Remarque : Cet article est disponible dans une langue uniquement. Auparavant, les bulletins annuels n'étaient pas traduits.

Par Arthur Visoni

Avec 1 illustration ( 136 ) Connue surtout des grimpeurs jurassiens qui en ont fait leur terrain d' entraînement et lui vouent un amour enthousiaste, l' arête des Sommêtres constitue un « jardin de varappe » idéal. Mais un jardin dominant la gorge profonde du Doubs dont les eaux dolentes - grondantes parfois - marquent la frontière franco-suisse.

Située entre Goumois et Le Noirmont, l' arête, imposante, s' élance en plein ciel. Cependant elle est admirablement cachée aux yeux du profane par les forêts bordant le plateau des Franches Montagnes. Orientée ouest—est, longue de près de 2 km ., la chaîne prend naissance au lieu dit « Chez le Bole » à 820 m. Elle s' élève, en une dizaine de ressauts, jusqu' à 1085 m. Sur le sommet, belvédère réputé qu' on atteint en une demi-heure depuis Le Noirmont, subsistent encore des vestiges du château de Spiegelberg datant du XIIIe siècle.

Par le sentier du Theusseret on descend en 20 minutes du Noirmont à la ferme « Chez le Bole ». De là, un raide pierrier conduit en quelques minutes à l' arête. La voie, évidente, se déroule en grande partie sur la crête ou sur son versant sud. C' est l' itinéraire habituel. Il est des plus élégants et ses difficultés ne dépassent pas le 3e degré. La vue captivante, la diversité des obstacles succédant à chaque brèche, rendent l' escalade intéressante d' un bout à l' autre.

Dans la face sud - ses parois hautes d' une centaine de mètres sont coupées de vires herbeuses - plusieurs itinéraires ont été traces, de nombreux obstacles baptisés. La plupart jalonnés de pitons, ils offrent des difficultés allant du 4e au 6e degré. Quelques rappels sont devenus classiques.

La flore des Sommêtres, extrêmement variée, est superbe. Chaque année, avril expose le tableau admirable d' une arête fleurie de gentianes.

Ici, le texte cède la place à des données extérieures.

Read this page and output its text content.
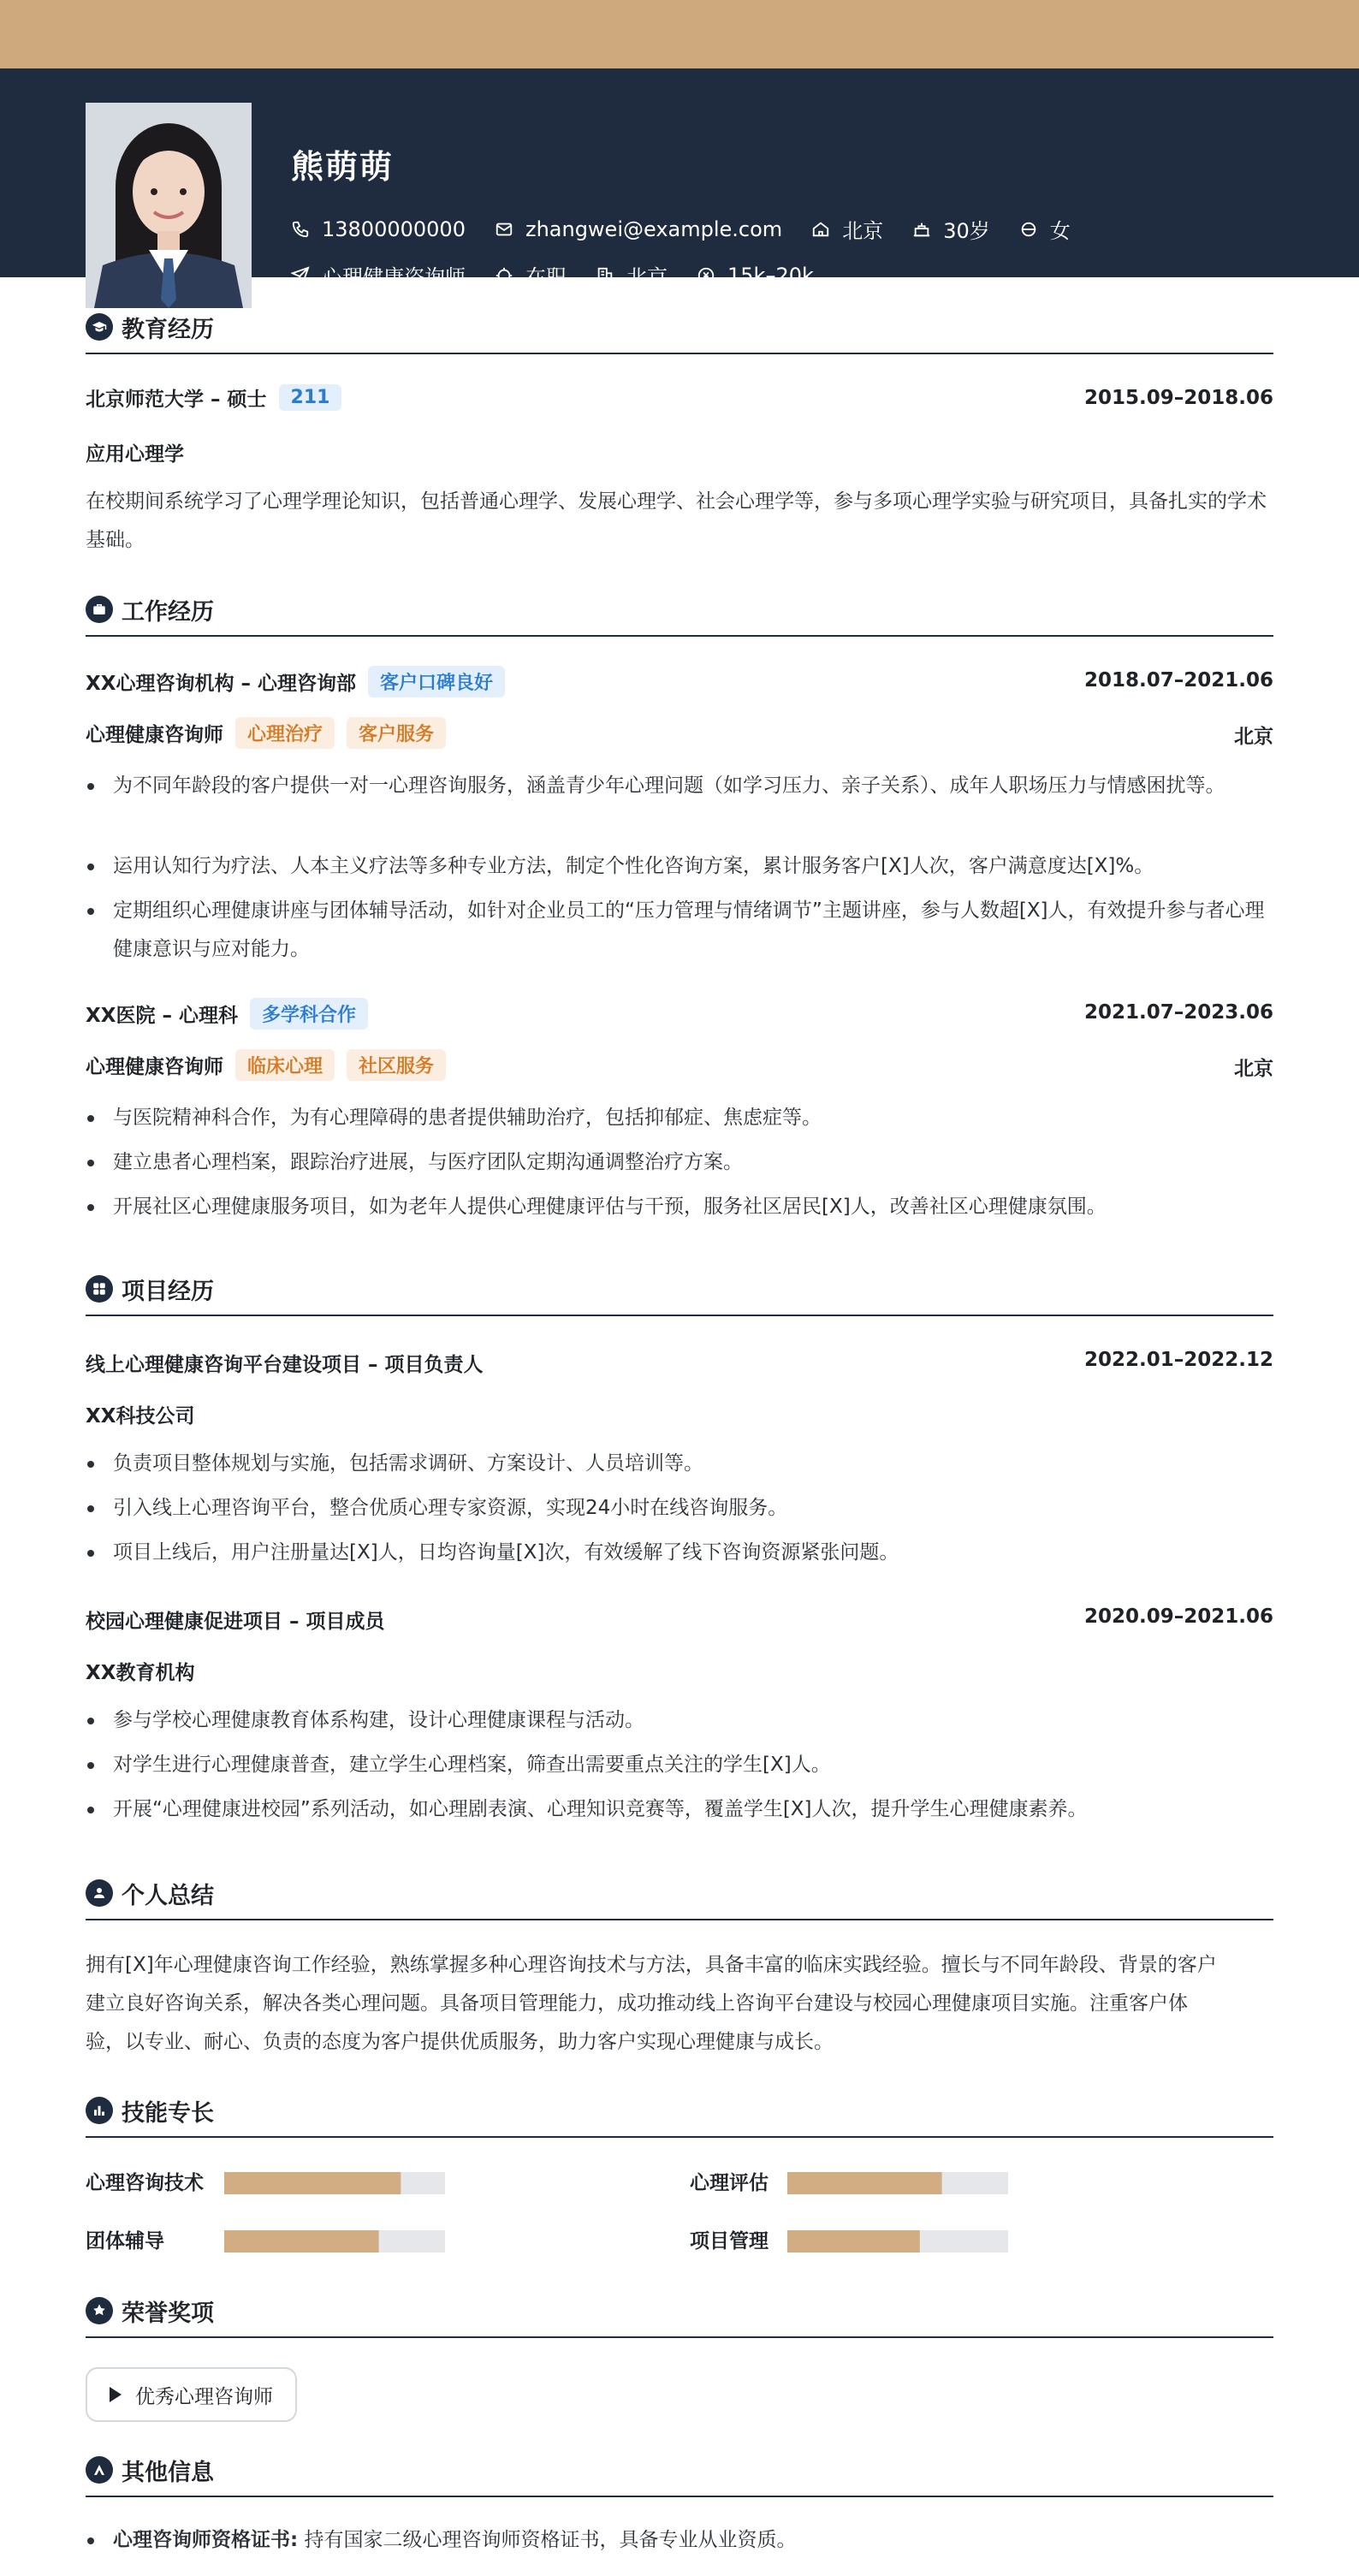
熊萌萌
13800000000	zhangwei@example.com	北京	30岁	女
心理健康咨询师	在职	北京	15k–20k
教育经历
北京师范大学 – 硕士	211	2015.09–2018.06
应用心理学
在校期间系统学习了心理学理论知识，包括普通心理学、发展心理学、社会心理学等，参与多项心理学实验与研究项目，具备扎实的学术基础。
工作经历
XX心理咨询机构 – 心理咨询部	客户口碑良好	2018.07–2021.06
心理健康咨询师	心理治疗	客户服务	北京
为不同年龄段的客户提供一对一心理咨询服务，涵盖青少年心理问题（如学习压力、亲子关系）、成年人职场压力与情感困扰等。
运用认知行为疗法、人本主义疗法等多种专业方法，制定个性化咨询方案，累计服务客户[X]人次，客户满意度达[X]%。
定期组织心理健康讲座与团体辅导活动，如针对企业员工的“压力管理与情绪调节”主题讲座，参与人数超[X]人，有效提升参与者心理健康意识与应对能力。
XX医院 – 心理科	多学科合作	2021.07–2023.06
心理健康咨询师	临床心理	社区服务	北京
与医院精神科合作，为有心理障碍的患者提供辅助治疗，包括抑郁症、焦虑症等。
建立患者心理档案，跟踪治疗进展，与医疗团队定期沟通调整治疗方案。
开展社区心理健康服务项目，如为老年人提供心理健康评估与干预，服务社区居民[X]人，改善社区心理健康氛围。
项目经历
线上心理健康咨询平台建设项目 – 项目负责人	2022.01–2022.12
XX科技公司
负责项目整体规划与实施，包括需求调研、方案设计、人员培训等。
引入线上心理咨询平台，整合优质心理专家资源，实现24小时在线咨询服务。
项目上线后，用户注册量达[X]人，日均咨询量[X]次，有效缓解了线下咨询资源紧张问题。
校园心理健康促进项目 – 项目成员	2020.09–2021.06
XX教育机构
参与学校心理健康教育体系构建，设计心理健康课程与活动。
对学生进行心理健康普查，建立学生心理档案，筛查出需要重点关注的学生[X]人。
开展“心理健康进校园”系列活动，如心理剧表演、心理知识竞赛等，覆盖学生[X]人次，提升学生心理健康素养。
个人总结
拥有[X]年心理健康咨询工作经验，熟练掌握多种心理咨询技术与方法，具备丰富的临床实践经验。擅长与不同年龄段、背景的客户
建立良好咨询关系，解决各类心理问题。具备项目管理能力，成功推动线上咨询平台建设与校园心理健康项目实施。注重客户体
验，以专业、耐心、负责的态度为客户提供优质服务，助力客户实现心理健康与成长。
技能专长
心理咨询技术	心理评估
团体辅导	项目管理
荣誉奖项
优秀心理咨询师
其他信息
心理咨询师资格证书: 持有国家二级心理咨询师资格证书，具备专业从业资质。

Toute la nature est gorgée de soleil lorsque, laissant « Chez le Bole » à gauche, mon compagnon Pitonnet et moi prenons le raidillon conduisant au deuxième ressaut. Il y a un peu plus d' une heure que je vis Pitonnet pour la première fois. Il s' est présenté chez moi, ce samedi peu après midi, sur la recommandation d' un ami, afin que je lui indique où pouvoir aller faire de l' escalade; une demi-heure plus tard, sa voiture nous déposait au Noirmont.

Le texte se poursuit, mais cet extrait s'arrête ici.